Here, we introduce the first five – check out redbull.com tomorrow for five more trendsetters.
Kool Herc (pictured, above)
Who, you might wonder, is DJ Kool Herc? In short, he is widely regarded as the founding father of hip-hop as we know it. Born Clive Campbell in Jamaica in 1955, he grew up hearing early forms of DJing where the disc jockeys would use ‘toasting’ – effectively talking while DJing – at dancehall parties in capital Kingston. Much later, and by now living in New York and running parties where he would use two turntables to play records, Kool Herc (he’d been nicknamed ‘Hercules’ because of his fondness for weightlifting) began to notice that dancers went mad during the part of the song with drums only, so began playing these ‘breakbeat’ sections continuously using two identical records that he would flick between to create one long break.
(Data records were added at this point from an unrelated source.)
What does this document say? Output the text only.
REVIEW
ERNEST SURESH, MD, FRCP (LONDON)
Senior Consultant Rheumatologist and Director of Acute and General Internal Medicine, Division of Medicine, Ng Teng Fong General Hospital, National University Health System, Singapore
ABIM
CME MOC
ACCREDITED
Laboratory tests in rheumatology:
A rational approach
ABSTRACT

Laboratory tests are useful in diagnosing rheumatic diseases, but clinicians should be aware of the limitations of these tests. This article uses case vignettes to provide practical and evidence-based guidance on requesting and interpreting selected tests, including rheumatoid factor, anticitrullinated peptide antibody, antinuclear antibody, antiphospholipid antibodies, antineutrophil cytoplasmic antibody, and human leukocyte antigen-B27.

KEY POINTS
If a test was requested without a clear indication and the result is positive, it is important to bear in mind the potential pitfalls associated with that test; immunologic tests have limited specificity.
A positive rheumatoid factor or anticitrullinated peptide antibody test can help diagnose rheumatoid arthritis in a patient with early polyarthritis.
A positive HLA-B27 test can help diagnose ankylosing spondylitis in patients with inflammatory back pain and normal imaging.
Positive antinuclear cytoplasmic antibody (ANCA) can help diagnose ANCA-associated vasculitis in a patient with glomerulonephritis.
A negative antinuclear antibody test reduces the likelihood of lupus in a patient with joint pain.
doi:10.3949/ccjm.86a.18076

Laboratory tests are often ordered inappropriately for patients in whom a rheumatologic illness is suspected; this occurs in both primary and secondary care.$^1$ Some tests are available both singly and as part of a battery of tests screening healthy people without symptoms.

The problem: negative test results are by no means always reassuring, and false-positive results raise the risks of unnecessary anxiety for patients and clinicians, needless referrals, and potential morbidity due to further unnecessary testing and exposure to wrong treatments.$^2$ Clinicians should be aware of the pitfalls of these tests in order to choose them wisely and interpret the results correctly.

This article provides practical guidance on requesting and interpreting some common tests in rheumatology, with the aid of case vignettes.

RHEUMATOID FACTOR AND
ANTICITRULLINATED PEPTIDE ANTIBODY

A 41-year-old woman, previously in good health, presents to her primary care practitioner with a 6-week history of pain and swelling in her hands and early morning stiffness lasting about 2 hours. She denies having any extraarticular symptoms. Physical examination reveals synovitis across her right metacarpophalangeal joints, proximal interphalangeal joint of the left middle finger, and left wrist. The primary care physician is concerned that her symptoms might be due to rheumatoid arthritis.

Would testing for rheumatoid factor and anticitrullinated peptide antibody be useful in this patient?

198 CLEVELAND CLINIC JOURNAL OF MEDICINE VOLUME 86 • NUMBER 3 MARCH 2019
He coined the term ‘b-boys’ (and ‘b-girls’) for these ‘breakdancers’, encouraging them with ‘toasting’-style MCing, telling them to touch their toes. Though Herc never went on to release his own music, his impact on what was to become hip-hop and breakdancing is incalculable.
Paul Oakenfold
Paul Oakenfold is a trance DJ – except that he happens to be a former funk DJ of the 1970s, the Beastie Boys’ and Run DMC’s former agent, and remixer and producer of artists from U2 to Madonna to The Rolling Stones. His latest album features The Red Hot Chili Peppers. Not bad for a trance DJ. An early advocate of the Balearic sound, Oakenfold is a legend of the Ibiza scene, as is the Perfecto record label he set up in 1988, releasing supertracks such as Not Over Yet. Hollywood soundtrack credits range from The Bourne Identity to Shrek 2, and TV show Big Brother is synonymous with Oakenfold’s theme for the opening credits. And naturally, he is still touring as a DJ on the wheels of steel.
Carl Cox
Times have changed since Carl Cox started out in the 1970s as a 15-year-old mobile DJ, but Cox has moved with them. After playing New York Hip-Hop in the 1980s, he started dropping a pioneering tune called Acid Trax by Phuture into his sets in 1987, setting himself on course to be integral to the Chicago house boom that followed, then rave. 1991 saw his first release, the breakbeat masterpiece I Want You (Forever), on Perfecto, which enjoyed chart success, and then headline status at raves like Fantazia, but when Cox’s interest in the rave scene started to wane as it moved away from his kind of techno, he headed back underground. He set up his own Intec label in 1999, which after its initial 2006 closure is now enjoying a new lease of life as Intec Digital. And Cox still tours the world and makes new music. “The story still continues in a massive way,” he says on his website. “There’s so much more still to come.”
Slipmatt/Seduction
If you went to UK raves during the 1990s, you can’t fail to know either of these two DJs, who make this list together because you can’t mention one and leave the other out. Slipmatt, aka Matt Nelson, started out as Raindance’s resident DJ in 1989 and moved with the development of rave, having a huge chart hit with fellow DJ Lime as SL2 with On A Ragga Tip in 1992. Seduction, aka John Kalkan, came on the scene in 1991, and though he never really troubled the charts, he was huge in underground hardcore breakbeat and later happy hardcore (though he reportedly hated the latter term). He and Slipmatt often headlined huge rave events like Dreamscape and Fantazia, all the while remixing each other’s tracks (on their own respective record labels), and influencing one another. Listen to Seduction’s Live Together (later remixed by SL2) below and see if you can spot a theme… Both continue to DJ and produce hardcore music today.
Boy George
Life’s never dull for the man born George Alan O’Dowd. Boy George went through a phase as the androgynous (at least to some eyes) pop superstar in Culture Club, then enjoyed a largely successful solo career in the later 1980s and 1990s, despite various travails. But more recently he has also found a niche – enough of one to be voted in at number 90 in DJmag’s top 100 – as a turntablist, and one who tours the world with two to three gigs every week.